Olivier nodded. “For American money, hard currency he called it, you could arrange anything. He had contacts with antiques dealers here so he sold them some of his stuff and used the money to bribe officials in Czechoslovakia. To get his things out. He put them on a container ship and got them to the Port of Montreal. Then he put them all in storage and waited.”
“For what?”
“To find a home.”
“He first went to the Queen Charlotte Islands, didn’t he?” said Gamache. After a pause Olivier nodded. “But he didn’t stay there,” Gamache continued. “He wanted peace and quiet, but the protests began and people came from all over the world. So he left. Came back here. Close to his treasures. And he decided to find a place in Quebec. In the woods here.”
Again Olivier nodded.
“Why Three Pines?” Beauvoir asked.
Olivier shook his head, “I don’t know. I asked, but he wouldn’t tell me.”

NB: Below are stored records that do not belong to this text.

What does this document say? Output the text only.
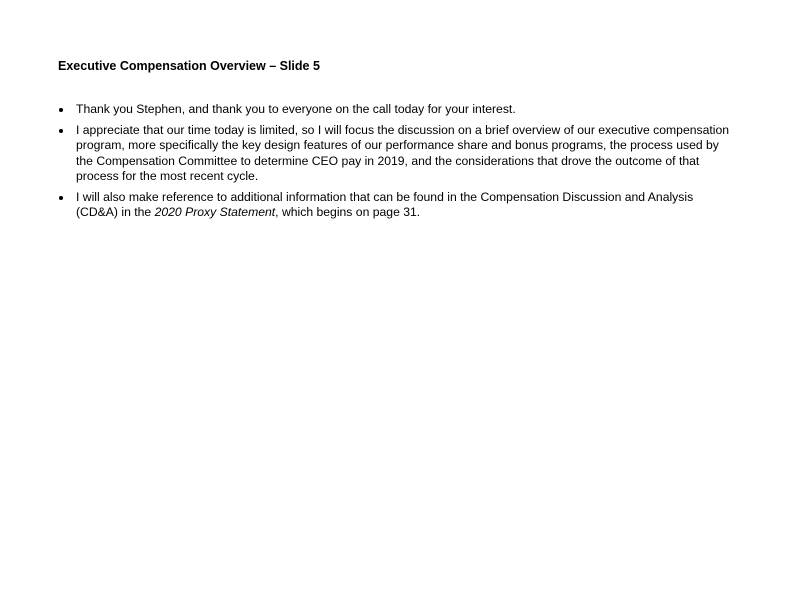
Executive Compensation Overview – Slide 5
Thank you Stephen, and thank you to everyone on the call today for your interest.
I appreciate that our time today is limited, so I will focus the discussion on a brief overview of our executive compensation program, more specifically the key design features of our performance share and bonus programs, the process used by the Compensation Committee to determine CEO pay in 2019, and the considerations that drove the outcome of that process for the most recent cycle.
I will also make reference to additional information that can be found in the Compensation Discussion and Analysis (CD&A) in the 2020 Proxy Statement, which begins on page 31.
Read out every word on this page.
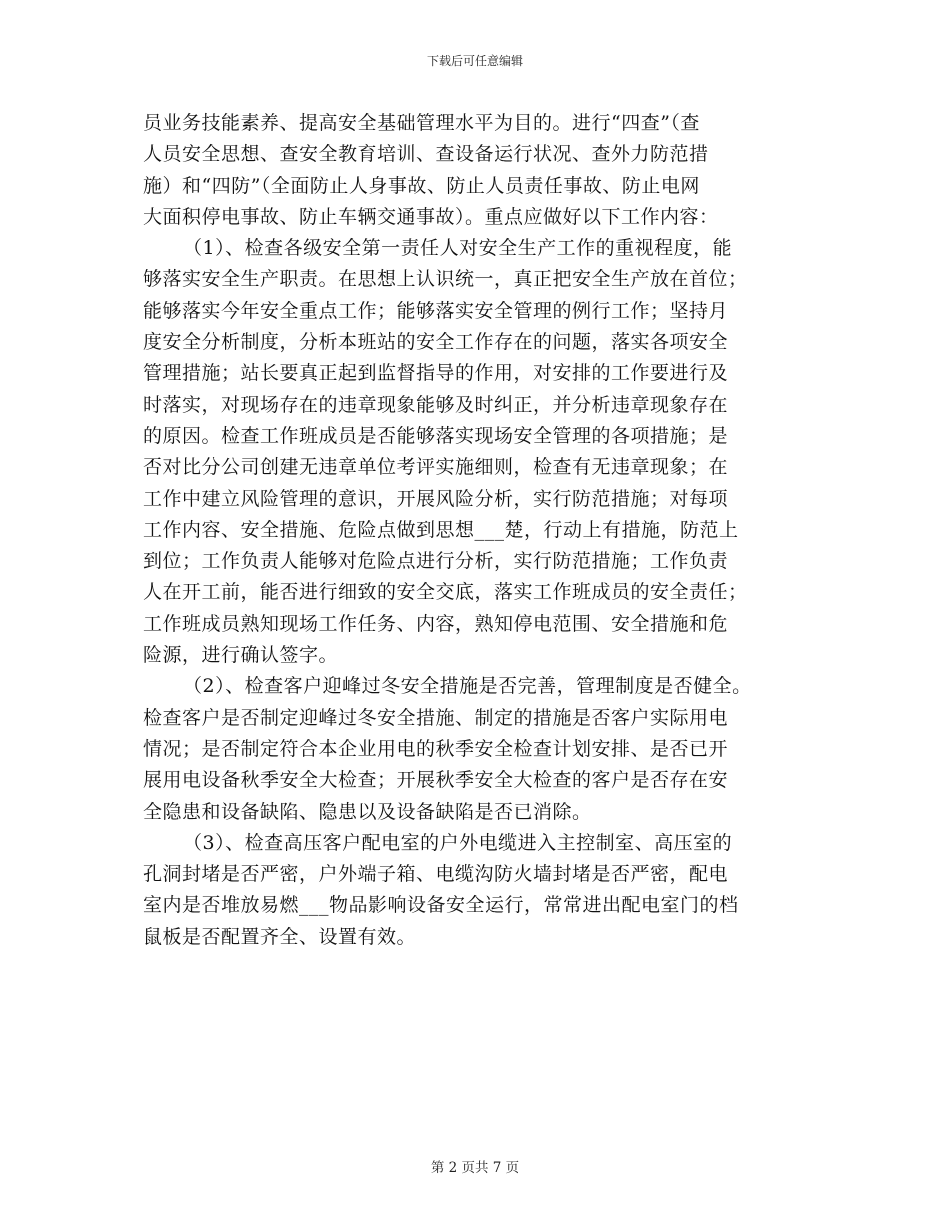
下载后可任意编辑
员业务技能素养、提高安全基础管理水平为目的。进行“四查”（查
人员安全思想、查安全教育培训、查设备运行状况、查外力防范措
施）和“四防”（全面防止人身事故、防止人员责任事故、防止电网
大面积停电事故、防止车辆交通事故）。重点应做好以下工作内容：
（1）、检查各级安全第一责任人对安全生产工作的重视程度，能
够落实安全生产职责。在思想上认识统一，真正把安全生产放在首位；
能够落实今年安全重点工作；能够落实安全管理的例行工作；坚持月
度安全分析制度，分析本班站的安全工作存在的问题，落实各项安全
管理措施；站长要真正起到监督指导的作用，对安排的工作要进行及
时落实，对现场存在的违章现象能够及时纠正，并分析违章现象存在
的原因。检查工作班成员是否能够落实现场安全管理的各项措施；是
否对比分公司创建无违章单位考评实施细则，检查有无违章现象；在
工作中建立风险管理的意识，开展风险分析，实行防范措施；对每项
工作内容、安全措施、危险点做到思想___楚，行动上有措施，防范上
到位；工作负责人能够对危险点进行分析，实行防范措施；工作负责
人在开工前，能否进行细致的安全交底，落实工作班成员的安全责任；
工作班成员熟知现场工作任务、内容，熟知停电范围、安全措施和危
险源，进行确认签字。
（2）、检查客户迎峰过冬安全措施是否完善，管理制度是否健全。
检查客户是否制定迎峰过冬安全措施、制定的措施是否客户实际用电
情况；是否制定符合本企业用电的秋季安全检查计划安排、是否已开
展用电设备秋季安全大检查；开展秋季安全大检查的客户是否存在安
全隐患和设备缺陷、隐患以及设备缺陷是否已消除。
（3）、检查高压客户配电室的户外电缆进入主控制室、高压室的
孔洞封堵是否严密，户外端子箱、电缆沟防火墙封堵是否严密，配电
室内是否堆放易燃___物品影响设备安全运行，常常进出配电室门的档
鼠板是否配置齐全、设置有效。
第 2 页共 7 页
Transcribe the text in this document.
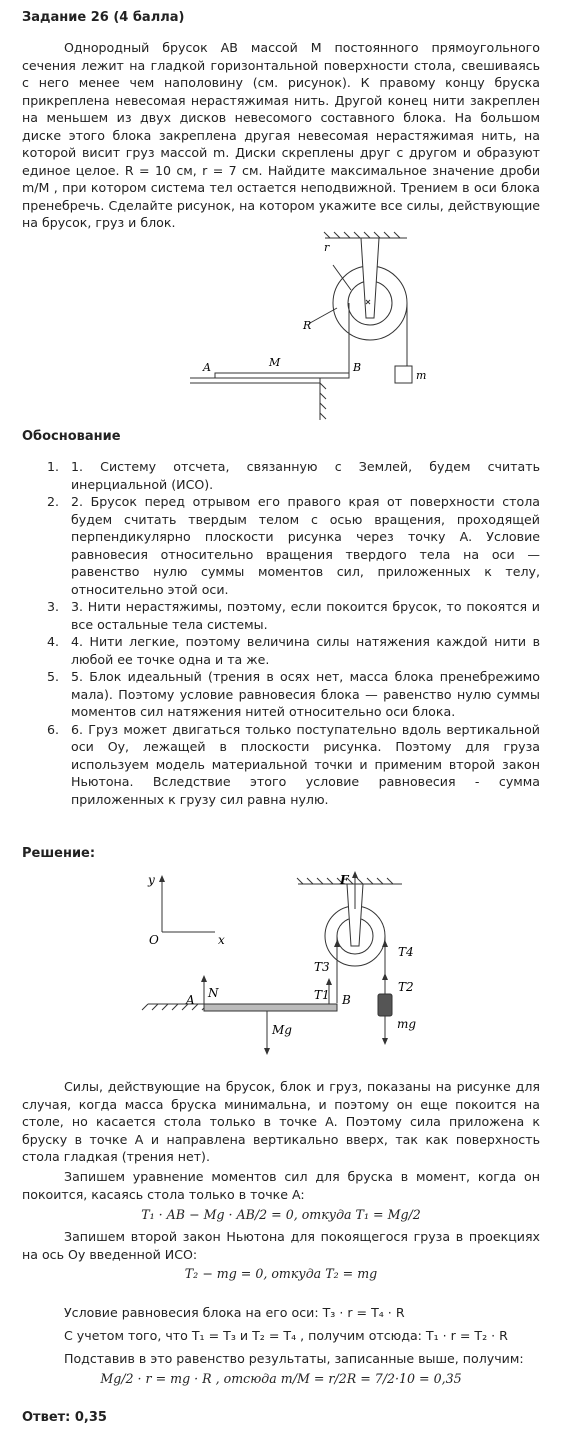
Задание 26 (4 балла)
Однородный брусок АВ массой М постоянного прямоугольного сечения лежит на гладкой горизонтальной поверхности стола, свешиваясь с него менее чем наполовину (см. рисунок). К правому концу бруска прикреплена невесомая нерастяжимая нить. Другой конец нити закреплен на меньшем из двух дисков невесомого составного блока. На большом диске этого блока закреплена другая невесомая нерастяжимая нить, на которой висит груз массой m. Диски скреплены друг с другом и образуют единое целое. R = 10 см, r = 7 см. Найдите максимальное значение дроби m/M , при котором система тел остается неподвижной. Трением в оси блока пренебречь. Сделайте рисунок, на котором укажите все силы, действующие на брусок, груз и блок.
r
R
A	M	B
m
Обоснование
1. 1. Систему отсчета, связанную с Землей, будем считать инерциальной (ИСО).
2. 2. Брусок перед отрывом его правого края от поверхности стола будем считать твердым телом с осью вращения, проходящей перпендикулярно плоскости рисунка через точку A. Условие равновесия относительно вращения твердого тела на оси — равенство нулю суммы моментов сил, приложенных к телу, относительно этой оси.
3. 3. Нити нерастяжимы, поэтому, если покоится брусок, то покоятся и все остальные тела системы.
4. 4. Нити легкие, поэтому величина силы натяжения каждой нити в любой ее точке одна и та же.
5. 5. Блок идеальный (трения в осях нет, масса блока пренебрежимо мала). Поэтому условие равновесия блока — равенство нулю суммы моментов сил натяжения нитей относительно оси блока.
6. 6. Груз может двигаться только поступательно вдоль вертикальной оси Oy, лежащей в плоскости рисунка. Поэтому для груза используем модель материальной точки и применим второй закон Ньютона. Вследствие этого условие равновесия - сумма приложенных к грузу сил равна нулю.
Решение:
y
O	x
F
T4
T3
T1
T2
N
A	B
Mg	mg
Силы, действующие на брусок, блок и груз, показаны на рисунке для случая, когда масса бруска минимальна, и поэтому он еще покоится на столе, но касается стола только в точке A. Поэтому сила приложена к бруску в точке A и направлена вертикально вверх, так как поверхность стола гладкая (трения нет).
Запишем уравнение моментов сил для бруска в момент, когда он покоится, касаясь стола только в точке A:
T₁ · AB − Mg · AB/2 = 0, откуда T₁ = Mg/2
Запишем второй закон Ньютона для покоящегося груза в проекциях на ось Oy введенной ИСО:
T₂ − mg = 0, откуда T₂ = mg
Условие равновесия блока на его оси: T₃ · r = T₄ · R
С учетом того, что T₁ = T₃ и T₂ = T₄ , получим отсюда: T₁ · r = T₂ · R
Подставив в это равенство результаты, записанные выше, получим:
Mg/2 · r = mg · R , отсюда m/M = r/2R = 7/2·10 = 0,35
Ответ: 0,35
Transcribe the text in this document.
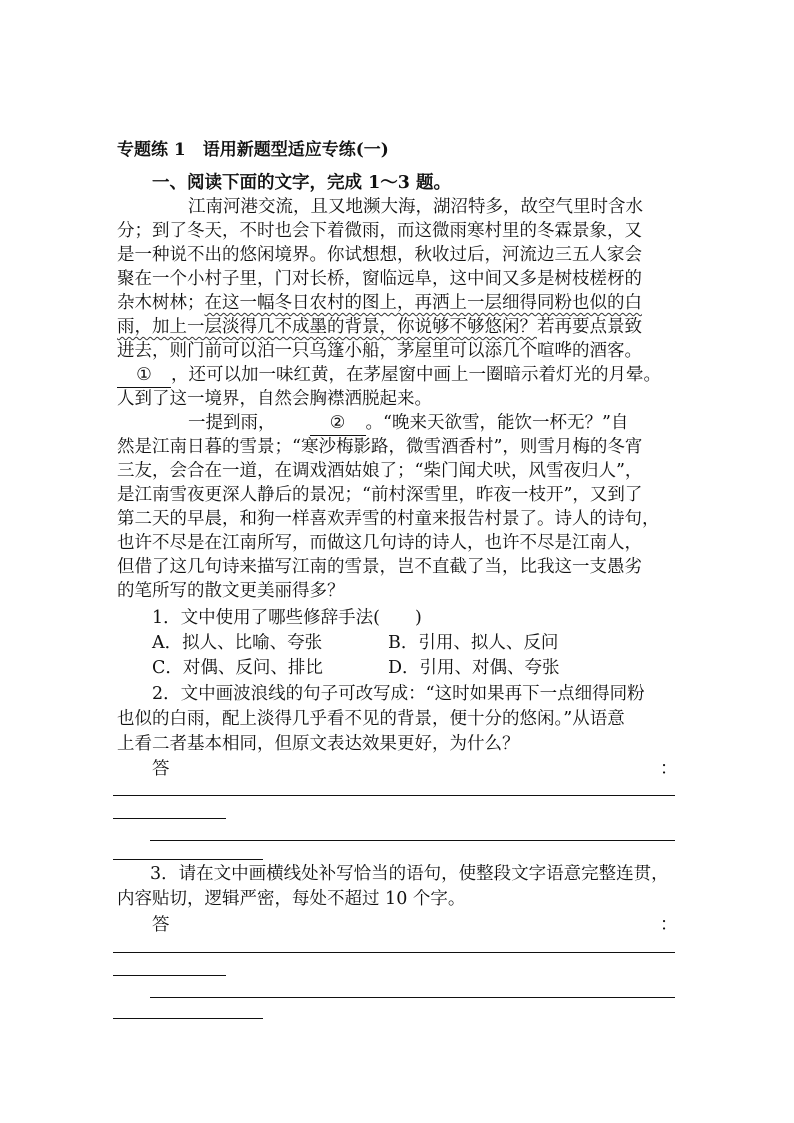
专题练 1　语用新题型适应专练(一)
一、阅读下面的文字，完成 1～3 题。
江南河港交流，且又地濒大海，湖沼特多，故空气里时含水
分；到了冬天，不时也会下着微雨，而这微雨寒村里的冬霖景象，又
是一种说不出的悠闲境界。你试想想，秋收过后，河流边三五人家会
聚在一个小村子里，门对长桥，窗临远阜，这中间又多是树枝槎枒的
杂木树林；在这一幅冬日农村的图上，再洒上一层细得同粉也似的白
雨，加上一层淡得几不成墨的背景，你说够不够悠闲？若再要点景致
进去，则门前可以泊一只乌篷小船，茅屋里可以添几个喧哗的酒客。
① ，还可以加一味红黄，在茅屋窗中画上一圈暗示着灯光的月晕。
人到了这一境界，自然会胸襟洒脱起来。
一提到雨，	② 。“晚来天欲雪，能饮一杯无？”自
然是江南日暮的雪景；“寒沙梅影路，微雪酒香村”，则雪月梅的冬宵
三友，会合在一道，在调戏酒姑娘了；“柴门闻犬吠，风雪夜归人”，
是江南雪夜更深人静后的景况；“前村深雪里，昨夜一枝开”，又到了
第二天的早晨，和狗一样喜欢弄雪的村童来报告村景了。诗人的诗句，
也许不尽是在江南所写，而做这几句诗的诗人，也许不尽是江南人，
但借了这几句诗来描写江南的雪景，岂不直截了当，比我这一支愚劣
的笔所写的散文更美丽得多？
1．文中使用了哪些修辞手法(　　)
A．拟人、比喻、夸张	B．引用、拟人、反问
C．对偶、反问、排比	D．引用、对偶、夸张
2．文中画波浪线的句子可改写成：“这时如果再下一点细得同粉
也似的白雨，配上淡得几乎看不见的背景，便十分的悠闲。”从语意
上看二者基本相同，但原文表达效果更好，为什么？
答	：
3．请在文中画横线处补写恰当的语句，使整段文字语意完整连贯，
内容贴切，逻辑严密，每处不超过 10 个字。
答	：
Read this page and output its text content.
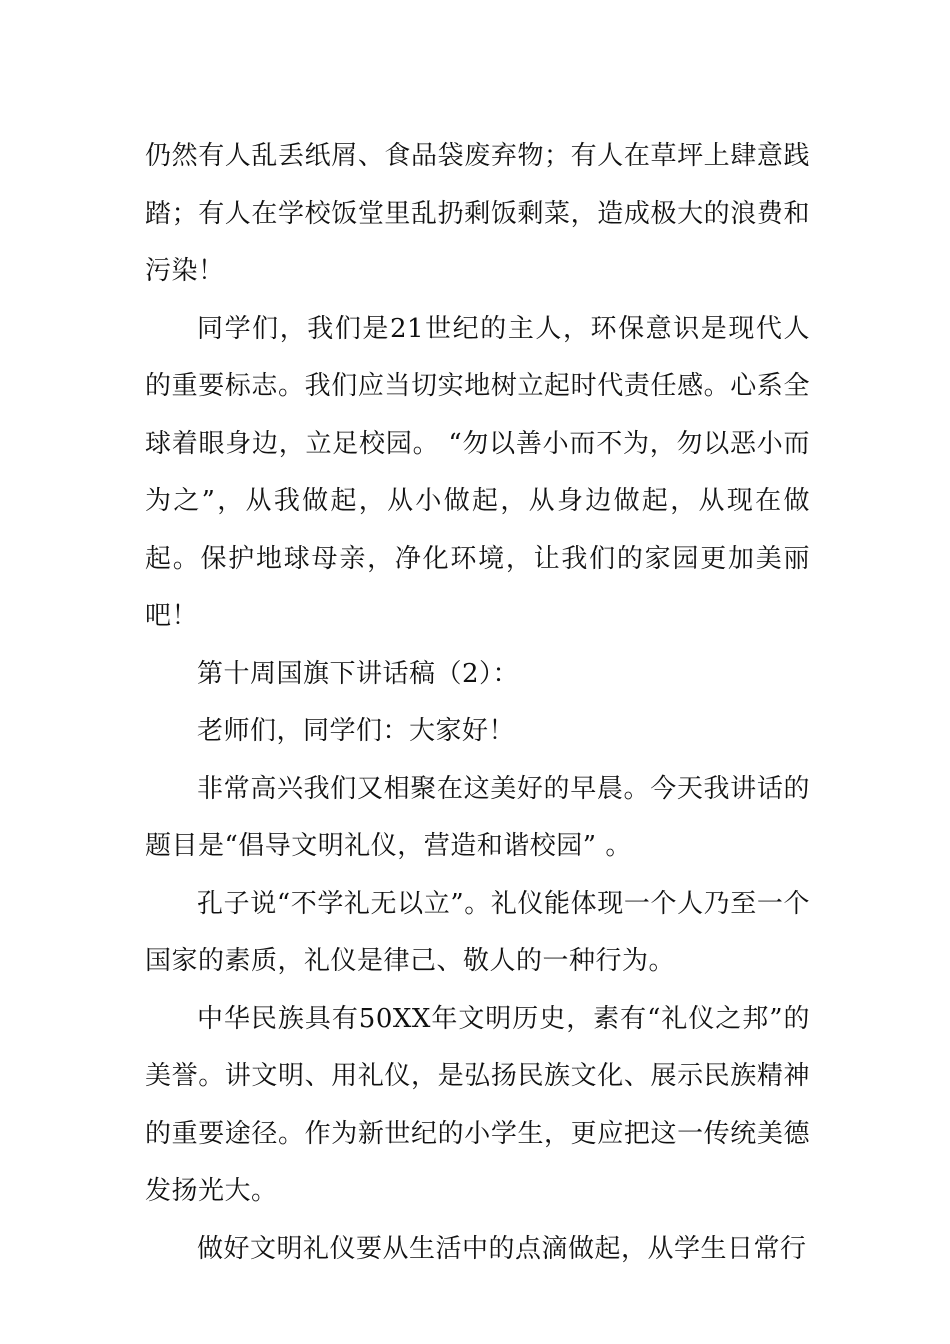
仍然有人乱丢纸屑、食品袋废弃物；有人在草坪上肆意践踏；有人在学校饭堂里乱扔剩饭剩菜，造成极大的浪费和污染！

同学们，我们是21世纪的主人，环保意识是现代人的重要标志。我们应当切实地树立起时代责任感。心系全球着眼身边，立足校园。 “勿以善小而不为，勿以恶小而为之”，从我做起，从小做起，从身边做起，从现在做起。保护地球母亲，净化环境，让我们的家园更加美丽吧！

第十周国旗下讲话稿（2）：

老师们，同学们：大家好！

非常高兴我们又相聚在这美好的早晨。今天我讲话的题目是“倡导文明礼仪，营造和谐校园” 。

孔子说“不学礼无以立”。礼仪能体现一个人乃至一个国家的素质，礼仪是律己、敬人的一种行为。

中华民族具有50XX年文明历史，素有“礼仪之邦”的美誉。讲文明、用礼仪，是弘扬民族文化、展示民族精神的重要途径。作为新世纪的小学生，更应把这一传统美德发扬光大。

做好文明礼仪要从生活中的点滴做起，从学生日常行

“Then what happened?” Gamache asked.
“As I said before, he came down here and started to build his cabin. When it was ready he got the things out of storage and put them there. It took a while, but he had the time.”
“The treasures that he got out of Czechoslovakia, were they his?” Gamache asked.
“I never asked, and he never told me, but I don’t think they were. He was just too afraid. I know he was hiding from something. Someone. But I don’t know who.”
“Do you have any idea how much time you’ve wasted? My God, what were you thinking?” demanded Beauvoir.
“I just kept thinking you’d find who’d killed him and none of this other stuff needed to come out.”
“Other stuff?” said Beauvoir. “Is that how you think of it? As though it was all just details? How’d you think we’d find the murderer with you lying and letting us hare off all over the place?”
Gamache raised his hand slightly and with an effort Beauvoir pulled back, taking a deep breath.
“Tell us about Woo,” Gamache asked.
Olivier lifted his head, his eyes strained. He was pale and gaunt and had aged twenty years in a week. “I thought you’d said it was that monkey that belonged to Emily Carr.”
“I thought so too, but I’ve been thinking about it. I think it meant something else to the dead man. Something more personal. Frightening. I think it was left in the web, and carved, as a threat. Something maybe only he and his murderer understood.”
“Then why ask me?”
“Because Jakob might have told you. Did he, Olivier?”
Gamache’s eyes bored into Olivier’s, insisting on the truth.
“He told me nothing,” said Olivier at last.
Disbelief met this remark.
Gamache stared at him, trying with his considerable might to look beyond the mist of lies. Was Olivier finally telling the truth?
Gamache got up. At the door he turned and looked back at the two men. Olivier drained, empty. Nothing left. At least, Gamache hoped there was nothing left. Each lie was like ripping off a piece of Olivier’s skin, until finally he sat in the bistro, torn to pieces.
“What happened to the young man?” asked Gamache. “The one in the story. Did the Mountain find him?”
“It must have. He’s dead, isn’t he?” said Olivier.